T. J. K. Gibbs, M. Boomhoff, N. C. O. Tomkinson, Synlett, 2007,1573-1575.
A class of axially chiral pyridoxamines bearing a lateral amine arm exhibited high catalytic activity and excellent enantioselectivity in asymmetric transamination of α-keto acids, to give various α-amino acids in very good yields and with high ee's. The lateral amine arm likely participates in cooperative catalysis as the Lys residue does in biological transamination and enhances both the activity and the enantioselectivity.
Y. E. Liu, Z. Lu, B. Li, J. Tian, F. Liu, J. Zhao, C. Hou, Y. Li, L. Niu, B. Zhao, J. Am. Chem. Soc., 2016, 138, 10730-10733.
Iron catalyzes an oxidative coupling approach for α-amination of ketones with free sulfonamides, without the need for prefunctionalization of either substrate. Primary and secondary sulfonamides are both competent coupling partners.
F. Song, S. H. Park, C. Wu, A. E. Strom, J. Org. Chem., 2023, 88, 3353-3358.
In the presence of catalytic copper(II) bromide, a direct α-amination of ketones, esters, and aldehydes takes place to produce synthetically useful α-amino-substituted motifs. The transformation is proposed to proceed via a catalytically generated α-bromo carbonyl species followed by nucleophilic displacement of the bromide by the amine, which delivers the α-amino carbonyl adduct while the catalyst is reconstituted.
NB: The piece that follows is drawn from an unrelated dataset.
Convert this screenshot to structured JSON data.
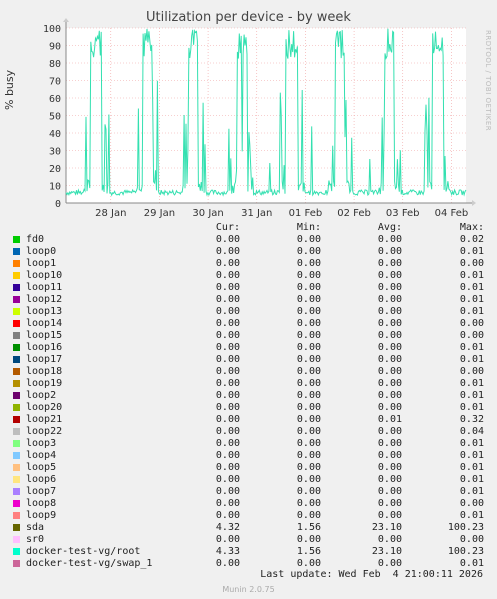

R. W. Evans. J. R. Zbieg, S. Wu, W. Li, D. W. C. MacMillan, J. Am. Chem. Soc., 2013, 135, 16074-16077.
The use of visible light and a silane reductant enables a carbonyl alkylative amination reaction that combines a wide range of primary amines, α-ketoesters, and alkyl iodides to form functionally diverse all-alkyl α-tertiary amino esters. A Brønsted acid-mediated formation of a ketiminium species is followed by rapid 1,2-addition of an alkyl radical (generated from an alkyl iodide).
J. H. Blackwell, R. Kumar, M. J. Gaunt, J. Am. Chem. Soc., 2021, 143, 1598-1609.
The use of ammonium iodide as the catalyst and sodium percarbonate as the co-oxidant enables a transition-metal-free direct α-C-H amination of ketones. A wide range of ketone ((hetero)aromatic or nonaromatic ketones) and amine (primary/secondary amines, anilines, or amides) substrates undergo cross-coupling to generate synthetically useful α-amino ketones.
Q. Jiang, B. Xu, A. Zhao, J. Jia, T. Liu, C. Guo, J. Org. Chem., 2014,79, 8750-8756.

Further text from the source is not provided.